Dans une étude distincte, l’atlas géographique de l’utilisation des produits agrochimiques au Brésil et ses Connexions avec l’Union européenne, publiée fin 2017, a été comparée par le professeur de géographie de l’Université de São Paulo (USP) Larissa Bombardi.
Selon cette chercheuse, l’atrazine, par exemple, le septième pesticide le plus vendu au Brésil et interdit en Europe, a une limite maximale de résidus autorisés dans la canne à sucre, le maïs et le sorgho cinq fois plus élevée au Brésil que celle autorisée dans l’UE.
Bien plus, Le Brésil autorise une limite de résidus de glyphosate dans le café dix fois supérieure à celle de l’UE et 200 fois supérieure dans le soja. En ce qui concerne l’eau potable, la différence de paramètres est encore plus grande: la limite autorisée de glyphosate est 5 000 fois supérieure au Brésil.

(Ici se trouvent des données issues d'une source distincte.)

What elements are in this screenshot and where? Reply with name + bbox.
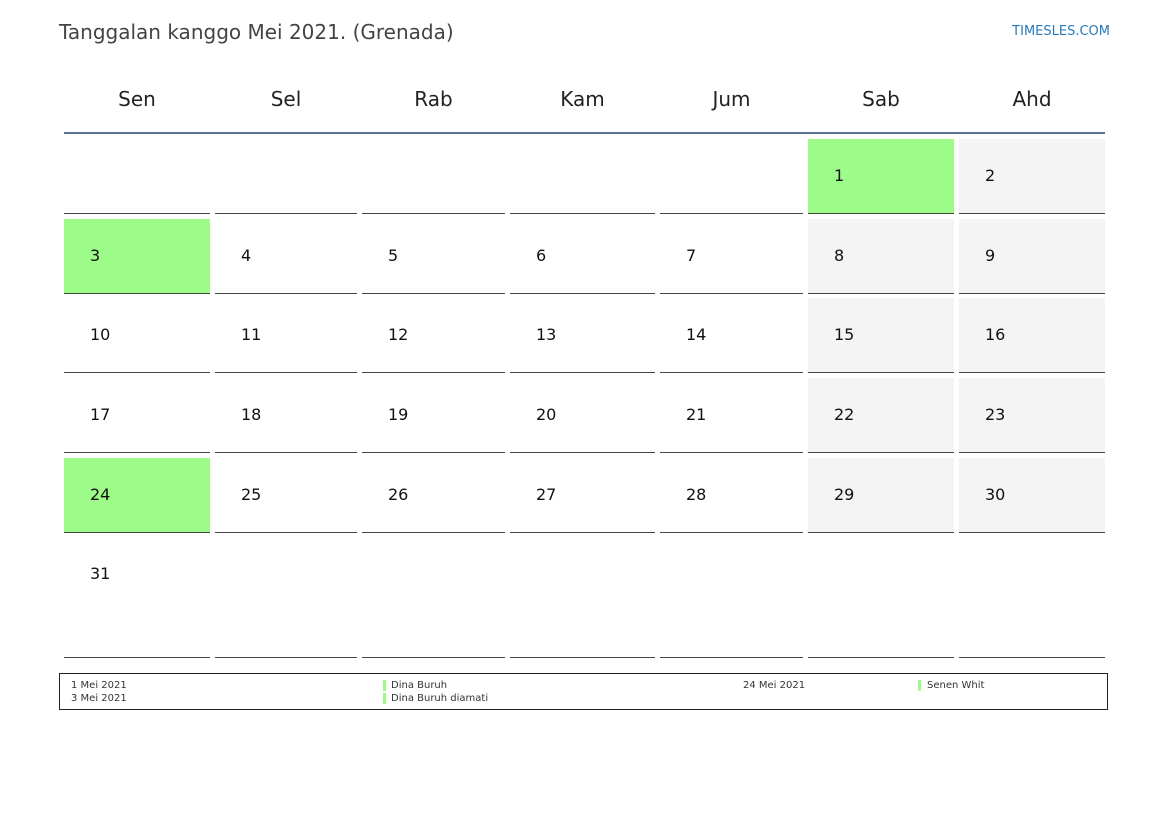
day-number: 9 [985,246,996,265]
brand-link[interactable]: TIMESLES.COM [1012,24,1110,39]
day-number: 26 [388,485,409,504]
day-cell[interactable]: 6 [510,219,655,294]
day-cell[interactable]: 11 [215,298,357,373]
day-number: 21 [686,405,707,424]
day-cell-empty [959,537,1105,658]
holiday-legend: 1 Mei 2021 Dina Buruh 3 Mei 2021 Dina Bu… [59,673,1108,710]
day-cell-empty [215,139,357,214]
day-number: 4 [241,246,252,265]
day-cell[interactable]: 12 [362,298,505,373]
day-cell[interactable]: 23 [959,378,1105,453]
day-cell[interactable]: 24 [64,458,210,533]
day-cell[interactable]: 30 [959,458,1105,533]
legend-color-swatch [383,693,386,704]
day-number: 17 [90,405,111,424]
day-cell[interactable]: 7 [660,219,803,294]
day-cell[interactable]: 28 [660,458,803,533]
day-number: 19 [388,405,409,424]
legend-holiday-name: Senen Whit [927,680,985,691]
day-cell[interactable]: 29 [808,458,954,533]
day-number: 20 [536,405,557,424]
day-cell[interactable]: 19 [362,378,505,453]
legend-date: 1 Mei 2021 [71,680,127,691]
weekday-label: Sen [118,87,156,111]
day-number: 2 [985,166,996,185]
day-number: 11 [241,325,262,344]
day-cell-empty [510,139,655,214]
day-number: 27 [536,485,557,504]
day-number: 14 [686,325,707,344]
day-number: 1 [834,166,845,185]
day-number: 31 [90,564,111,583]
day-cell-empty [660,139,803,214]
day-number: 25 [241,485,262,504]
day-number: 30 [985,485,1006,504]
day-number: 5 [388,246,399,265]
day-cell[interactable]: 13 [510,298,655,373]
day-number: 3 [90,246,101,265]
day-cell[interactable]: 5 [362,219,505,294]
day-cell[interactable]: 17 [64,378,210,453]
day-cell[interactable]: 3 [64,219,210,294]
day-number: 8 [834,246,845,265]
weekday-label: Sel [270,87,302,111]
day-number: 16 [985,325,1006,344]
day-cell[interactable]: 22 [808,378,954,453]
legend-color-swatch [383,680,386,691]
weekday-label: Ahd [1012,87,1052,111]
day-cell[interactable]: 25 [215,458,357,533]
weekday-label: Sab [862,87,900,111]
day-number: 23 [985,405,1006,424]
day-cell-empty [362,139,505,214]
legend-color-swatch [918,680,921,691]
day-cell[interactable]: 1 [808,139,954,214]
weekday-label: Rab [414,87,453,111]
day-cell[interactable]: 8 [808,219,954,294]
day-cell[interactable]: 27 [510,458,655,533]
day-number: 28 [686,485,707,504]
day-cell[interactable]: 21 [660,378,803,453]
day-number: 6 [536,246,547,265]
page-title: Tanggalan kanggo Mei 2021. (Grenada) [59,20,454,44]
legend-date: 3 Mei 2021 [71,693,127,704]
day-cell[interactable]: 14 [660,298,803,373]
day-cell-empty [510,537,655,658]
day-number: 24 [90,485,111,504]
legend-date: 24 Mei 2021 [743,680,806,691]
day-number: 29 [834,485,855,504]
legend-holiday-name: Dina Buruh [391,680,448,691]
day-cell-empty [64,139,210,214]
day-cell[interactable]: 2 [959,139,1105,214]
day-number: 12 [388,325,409,344]
day-cell[interactable]: 4 [215,219,357,294]
day-cell[interactable]: 26 [362,458,505,533]
day-number: 15 [834,325,855,344]
weekday-header: Sen Sel Rab Kam Jum Sab Ahd [64,80,1105,134]
day-cell-empty [660,537,803,658]
weekday-label: Kam [560,87,605,111]
weekday-label: Jum [712,87,751,111]
day-number: 13 [536,325,557,344]
day-number: 10 [90,325,111,344]
day-cell-empty [362,537,505,658]
day-cell[interactable]: 31 [64,537,210,658]
day-cell[interactable]: 20 [510,378,655,453]
day-cell[interactable]: 10 [64,298,210,373]
day-cell[interactable]: 15 [808,298,954,373]
day-cell[interactable]: 9 [959,219,1105,294]
day-number: 18 [241,405,262,424]
day-cell-empty [215,537,357,658]
day-cell[interactable]: 16 [959,298,1105,373]
day-number: 7 [686,246,697,265]
day-cell[interactable]: 18 [215,378,357,453]
legend-holiday-name: Dina Buruh diamati [391,693,489,704]
day-cell-empty [808,537,954,658]
day-number: 22 [834,405,855,424]
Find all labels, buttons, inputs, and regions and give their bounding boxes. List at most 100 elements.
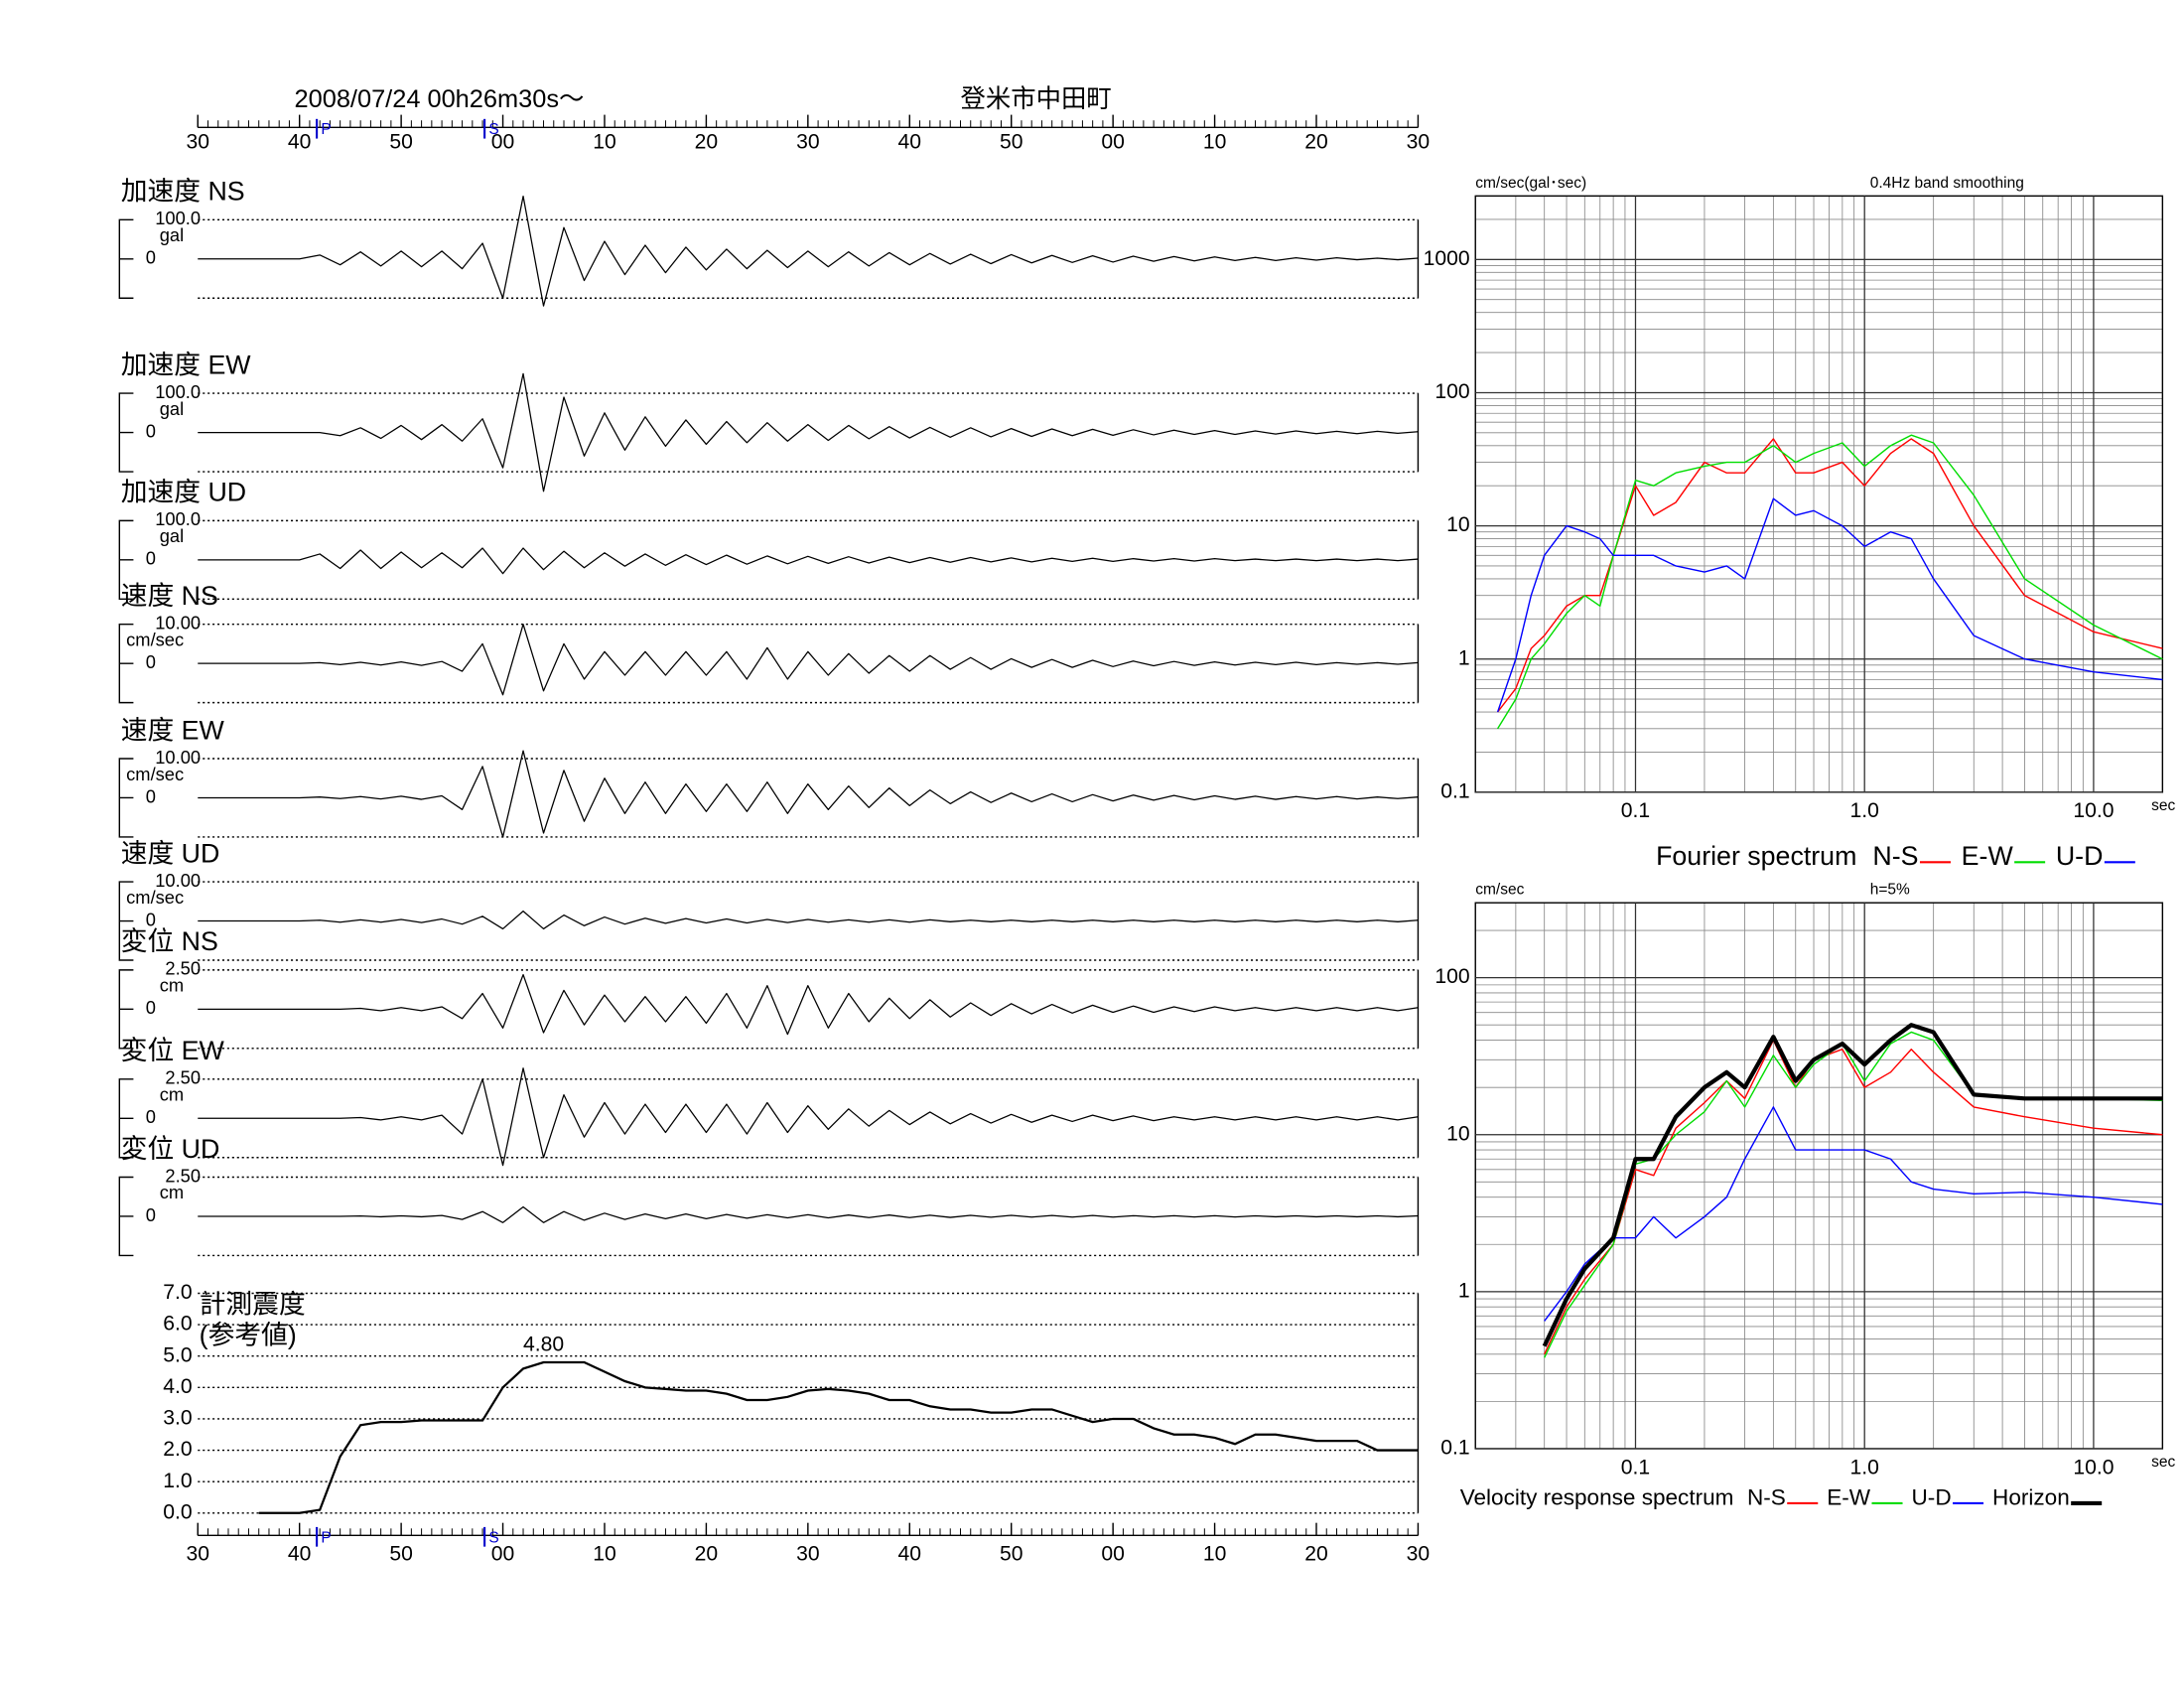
panel-title: 速度 NS <box>121 581 218 611</box>
unit-label: cm/sec <box>126 764 184 784</box>
y-tick-label: 10 <box>1446 513 1469 536</box>
y-tick-label: 10.00 <box>155 747 201 768</box>
y-tick-label: 3.0 <box>163 1407 192 1430</box>
x-tick-label: 30 <box>187 1543 209 1566</box>
axis-bracket <box>118 623 134 704</box>
legend-label: Horizon <box>1992 1485 2070 1510</box>
y-tick-label: 0.1 <box>1440 779 1469 802</box>
x-tick-label: 10 <box>593 130 616 153</box>
y-tick-label: 0.1 <box>1440 1437 1469 1460</box>
intensity-line <box>258 1360 1419 1514</box>
x-tick-label: 00 <box>491 1543 515 1566</box>
x-tick-label: 50 <box>1000 130 1024 153</box>
max-label: 4.80 <box>523 1334 564 1356</box>
x-tick-label: 10 <box>1203 130 1227 153</box>
waveform-trace <box>198 911 1419 930</box>
unit-label: cm/sec(gal･sec) <box>1475 175 1586 192</box>
plot-frame <box>1474 195 2164 793</box>
x-tick-label: 40 <box>898 130 922 153</box>
x-tick-label: 1.0 <box>1850 1456 1879 1478</box>
x-tick-label: 00 <box>1101 1543 1125 1566</box>
legend-label: E-W <box>1827 1485 1871 1510</box>
y-tick-label: 1000 <box>1424 247 1470 270</box>
x-tick-label: 10 <box>1203 1543 1227 1566</box>
legend-label: N-S <box>1872 841 1918 871</box>
x-tick-label: 50 <box>389 130 412 153</box>
y-tick-label: 10 <box>1446 1122 1469 1145</box>
spectrum-line <box>1497 438 2163 713</box>
annotation: 0.4Hz band smoothing <box>1870 175 2024 192</box>
x-tick-label: 00 <box>1101 130 1125 153</box>
axis-bracket <box>118 881 134 961</box>
unit-label: cm/sec <box>126 887 184 908</box>
y-tick-label: 0 <box>146 1106 156 1127</box>
axis-bracket <box>118 1078 134 1159</box>
axis-bracket <box>118 758 134 838</box>
y-tick-label: 4.0 <box>163 1375 192 1398</box>
unit-label: gal <box>160 525 184 546</box>
y-tick-label: 10.00 <box>155 870 201 891</box>
y-tick-label: 0 <box>146 909 156 929</box>
legend-title: Velocity response spectrum <box>1460 1485 1734 1510</box>
x-tick-label: 20 <box>1304 130 1328 153</box>
waveform-trace <box>198 547 1419 575</box>
x-tick-label: 30 <box>187 130 209 153</box>
y-tick-label: 5.0 <box>163 1343 192 1366</box>
panel-title: 変位 EW <box>121 1036 225 1065</box>
x-tick-label: 50 <box>389 1543 412 1566</box>
y-tick-label: 0 <box>146 785 156 806</box>
spectrum-line <box>1544 1106 2163 1322</box>
unit-label: cm/sec <box>1475 882 1524 899</box>
x-tick-label: 10.0 <box>2073 799 2114 822</box>
waveform-trace <box>198 195 1419 307</box>
x-tick-label: 30 <box>1407 1543 1431 1566</box>
spectrum-line <box>1496 497 2163 713</box>
spectrum-line <box>1544 1039 2163 1355</box>
panel-title: 速度 EW <box>121 715 225 745</box>
unit-label: cm <box>160 1182 184 1202</box>
x-tick-label: 10.0 <box>2073 1456 2114 1478</box>
phase-label: S <box>488 1529 498 1546</box>
unit-label: cm <box>160 975 184 996</box>
y-tick-label: 1.0 <box>163 1470 192 1492</box>
legend-label: U-D <box>2056 841 2104 871</box>
annotation: h=5% <box>1870 882 1910 899</box>
y-tick-label: 100.0 <box>155 381 201 402</box>
x-axis-label: sec <box>2151 1454 2175 1471</box>
axis-bracket <box>118 1176 134 1257</box>
y-tick-label: 0.0 <box>163 1500 192 1523</box>
x-axis-label: sec <box>2151 797 2175 814</box>
y-tick-label: 0 <box>146 548 156 569</box>
x-tick-label: 40 <box>288 130 312 153</box>
panel-title: 変位 NS <box>121 926 218 956</box>
y-tick-label: 0 <box>146 247 156 268</box>
unit-label: gal <box>160 398 184 419</box>
axis-bracket <box>118 392 134 473</box>
x-tick-label: 20 <box>695 130 719 153</box>
y-tick-label: 10.00 <box>155 613 201 633</box>
unit-label: gal <box>160 224 184 245</box>
y-tick-label: 100.0 <box>155 508 201 529</box>
phase-label: S <box>488 121 498 138</box>
legend-label: N-S <box>1747 1485 1786 1510</box>
waveform-trace <box>198 624 1419 696</box>
y-tick-label: 6.0 <box>163 1313 192 1336</box>
x-tick-label: 0.1 <box>1621 1456 1650 1478</box>
legend-label: E-W <box>1962 841 2014 871</box>
phase-label: P <box>321 121 331 138</box>
y-tick-label: 100.0 <box>155 208 201 228</box>
y-tick-label: 100 <box>1434 380 1469 403</box>
y-tick-label: 1 <box>1458 646 1470 669</box>
axis-bracket <box>118 218 134 299</box>
y-tick-label: 2.50 <box>165 958 201 979</box>
y-tick-label: 0 <box>146 420 156 441</box>
y-tick-label: 100 <box>1434 965 1469 988</box>
datetime: 2008/07/24 00h26m30s～ <box>295 85 585 113</box>
y-tick-label: 0 <box>146 997 156 1018</box>
station: 登米市中田町 <box>961 85 1112 113</box>
axis-bracket <box>118 969 134 1050</box>
panel-title: 加速度 EW <box>121 350 252 379</box>
y-tick-label: 2.50 <box>165 1165 201 1186</box>
panel-title: 計測震度 <box>200 1289 306 1319</box>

Consommation indirecte de produits agricoles toxiques
De nombreux Européens s’inquiètent de la vente et de l’utilisation de pesticides dans l’Union européenne, mais ils ne réalisent pas qu’ils vont bientôt entrer indirectement en contact avec ces substances.
L’Atlas de géographie cité plus haut indique que le Brésil a exporté, en 2016, pour 974 millions de dollars de café en Allemagne. Au Brésil, 121 types de pesticides sont autorisés pour la culture du café. 30 d’entre eux, soit 25%, sont interdits en Europe.
“Beaucoup d’Allemands ne savent pas qu’ils consomment indirectement ces pesticides interdits. Par exemple, dans le soja qui sert de nourriture au bétail, et qui fini ensuite sur la table des gens », explique Lena Michelsen, consultante en alimentation et agriculture chez Inkota.
Que dit Bayer?
En réponse aux critiques des militants et des organisations, incluant l’étude d’Inkota, de Misereor et de l’Association des actionnaires critiques, Bayer déclare commercialiser dans le monde, “y compris dans les économies émergentes et les pays en développement”, uniquement des produits phytopharmaceutiques enregistrés dans au moins un pays de l’Organisation de coopération et de développement économiques (OCDE).
De plus, la société affirme que ses produits au Brésil et dans tous les pays où elle opère répondent aux exigences réglementaires de chaque gouvernement.
“Au Brésil, par exemple, nous commercialisons l’indaziflam, l’un de nos plus récents herbicides. Nous ne demandons pas l’homologation de cette substance à l’Union européenne, car les produits à base d’indaziflam sont commercialisés exclusivement en Asie et en Amérique latine “, affirme la firme Bayer.
Elle ajoute également que tous les produits phytosanitaires commercialisés par Bayer dans le monde “ont été minutieusement testés pour la sécurité de l’homme, des animaux et de l’environnement et ont été approuvés par les autorités de régulation compétentes”.
Quant au pouvoir d’influence sur les gouvernements, Bayer déclare que “le travail politique de Bayer est régi par les principes de transparence et le code de conduite pour un lobby responsable”, qui est un document de l’entreprise.